Diabetic Child and Gum Disease
Periodontal destruction can start very early in life in children with diabetes, according
to study findings published in the February issue of Diabetes Care. The results also show that
periodontal changes can become more prominent in adolescence.
Columbia University Medical Center, New York, assessed dental caries and periodontal disease
in 182 diabetic children between 6 and 18 years of age and in 160 nondiabetic controls.
No significant differences were observed between cases and controls in regard to dental caries.
On the other hand, children with diabetes had significantly more dental plaque and
higher gingival inflammation levels compared with nondiabetic controls. Children with diabetes
also had a significantly greater number of teeth with evidence of attachment loss (5.8 versus
1.5 in controls).
A highly significant correlation remained between diabetes and periodontitis after controlling
for age, sex, ethnicity, gingival bleeding, and frequency of dental visits.
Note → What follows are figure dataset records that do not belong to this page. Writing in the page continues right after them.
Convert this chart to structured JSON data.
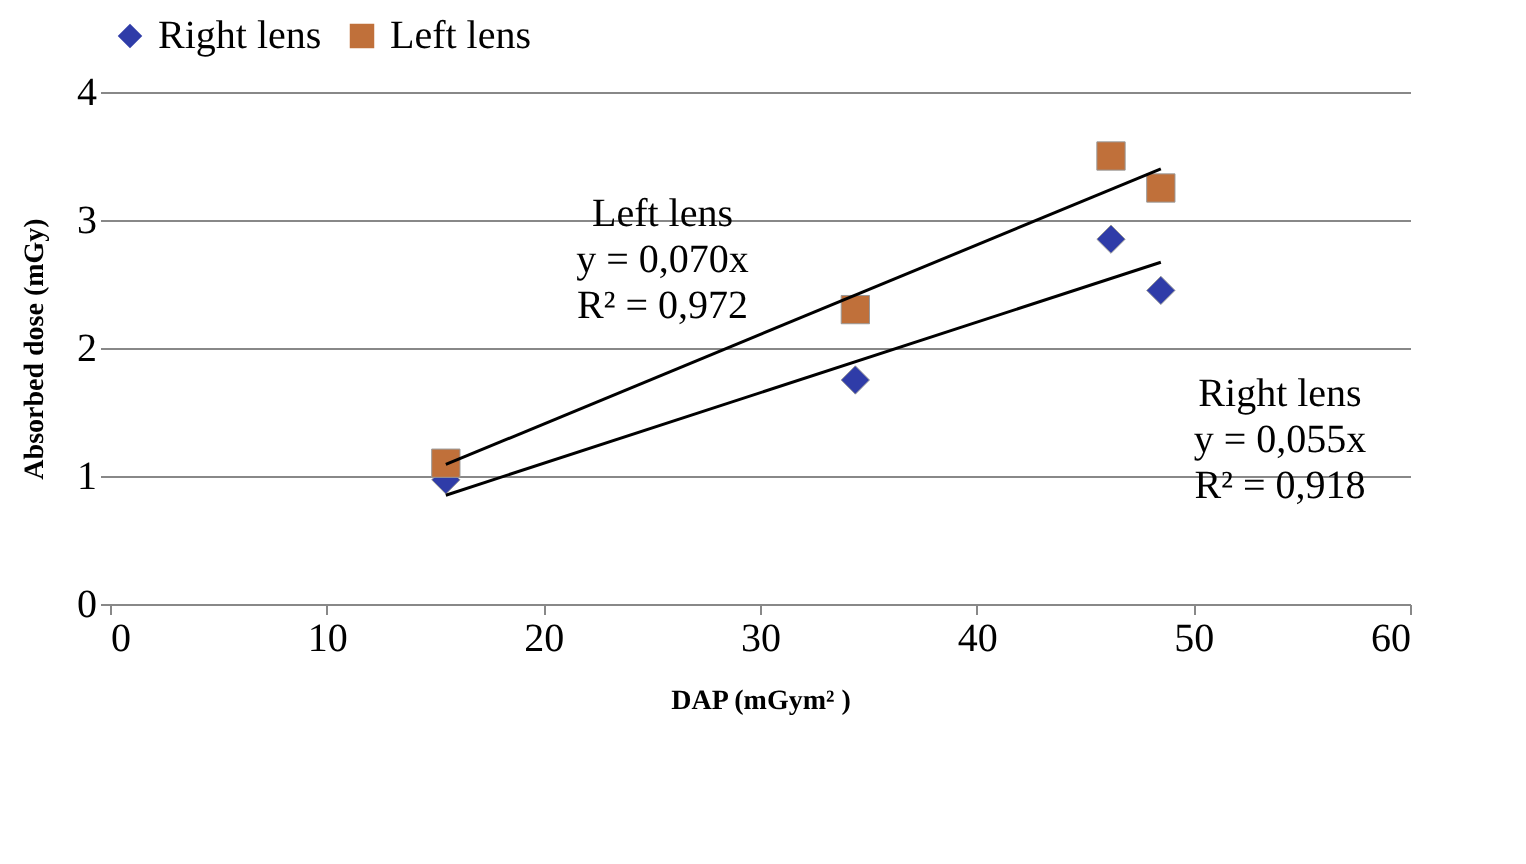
{
  "chart_data": {
    "type": "scatter",
    "xlabel": "DAP (mGym² )",
    "ylabel": "Absorbed dose (mGy)",
    "xlim": [
      0,
      60
    ],
    "xticks": [
      0,
      10,
      20,
      30,
      40,
      50,
      60
    ],
    "ylim": [
      0,
      4
    ],
    "yticks": [
      0,
      1,
      2,
      3,
      4
    ],
    "grid": "y",
    "legend": "top",
    "series": [
      {
        "name": "Right lens",
        "color": "#2f3ca8",
        "marker": "diamond",
        "x": [
          15.5,
          34.4,
          46.2,
          48.5
        ],
        "values": [
          0.97,
          1.75,
          2.85,
          2.45
        ]
      },
      {
        "name": "Left lens",
        "color": "#c0703a",
        "marker": "square",
        "x": [
          15.5,
          34.4,
          46.2,
          48.5
        ],
        "values": [
          1.1,
          2.3,
          3.5,
          3.25
        ]
      },
      {
        "type": "line",
        "color": "#000000",
        "x": [
          15.5,
          48.5
        ],
        "values": [
          1.09,
          3.4
        ]
      },
      {
        "type": "line",
        "color": "#000000",
        "x": [
          15.5,
          48.5
        ],
        "values": [
          0.85,
          2.67
        ]
      }
    ],
    "annotations": [
      "Left lens\ny = 0,070x\nR² = 0,972",
      "Right lens\ny = 0,055x\nR² = 0,918"
    ]
  }
}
This was especially true in the 12- to 18-year-olds.
Body mass index was significantly correlated with the number of affected teeth in children
with diabetes, but no correlation was observed with duration of diabetes or mean HbA1c.
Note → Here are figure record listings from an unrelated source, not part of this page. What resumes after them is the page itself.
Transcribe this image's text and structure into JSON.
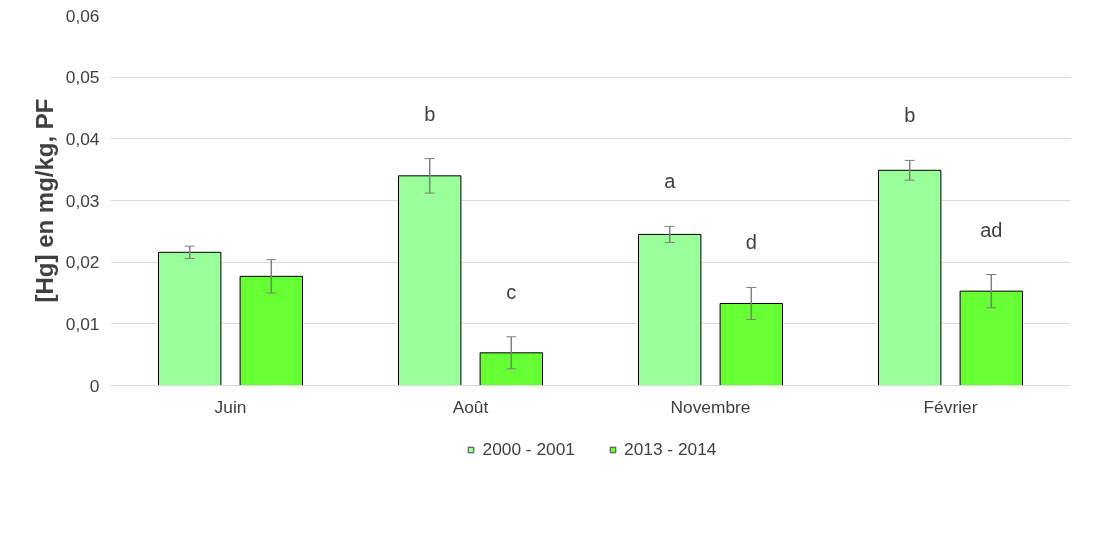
{
  "chart_data": {
    "type": "bar",
    "ylabel": "[Hg] en mg/kg, PF",
    "categories": [
      "Juin",
      "Août",
      "Novembre",
      "Février"
    ],
    "series": [
      {
        "name": "2000 - 2001",
        "color": "#99ff99",
        "values": [
          0.0216,
          0.034,
          0.0245,
          0.0349
        ],
        "errors": [
          0.001,
          0.0028,
          0.0013,
          0.0016
        ],
        "value_labels": [
          null,
          "b",
          "a",
          "b"
        ]
      },
      {
        "name": "2013 - 2014",
        "color": "#66ff33",
        "values": [
          0.0177,
          0.0053,
          0.0133,
          0.0153
        ],
        "errors": [
          0.0027,
          0.0026,
          0.0026,
          0.0027
        ],
        "value_labels": [
          null,
          "c",
          "d",
          "ad"
        ]
      }
    ],
    "ylim": [
      0,
      0.06
    ],
    "yticks": [
      {
        "value": 0,
        "label": "0"
      },
      {
        "value": 0.01,
        "label": "0,01"
      },
      {
        "value": 0.02,
        "label": "0,02"
      },
      {
        "value": 0.03,
        "label": "0,03"
      },
      {
        "value": 0.04,
        "label": "0,04"
      },
      {
        "value": 0.05,
        "label": "0,05"
      },
      {
        "value": 0.06,
        "label": "0,06"
      }
    ],
    "grid": "y",
    "legend": "bottom"
  }
}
"As periodontal diseases are largely preventable and progression of destruction can be best
arrested when identified in early stages, screening for periodontal changes and
implementing prevention and treatment programs should be considered as a standard of care for
young patients with diabetes,".
"This becomes even more important," they point out, "in the light of the emerging view that
control of periodontal infections in adults with diabetes can further have a positive
effect on the level of metabolic control in these individuals." (Reuters Health) Feb 07
Diabetes Care 2006;29:295-299.
See your dentist regularly to prevent your child from developing gum disease.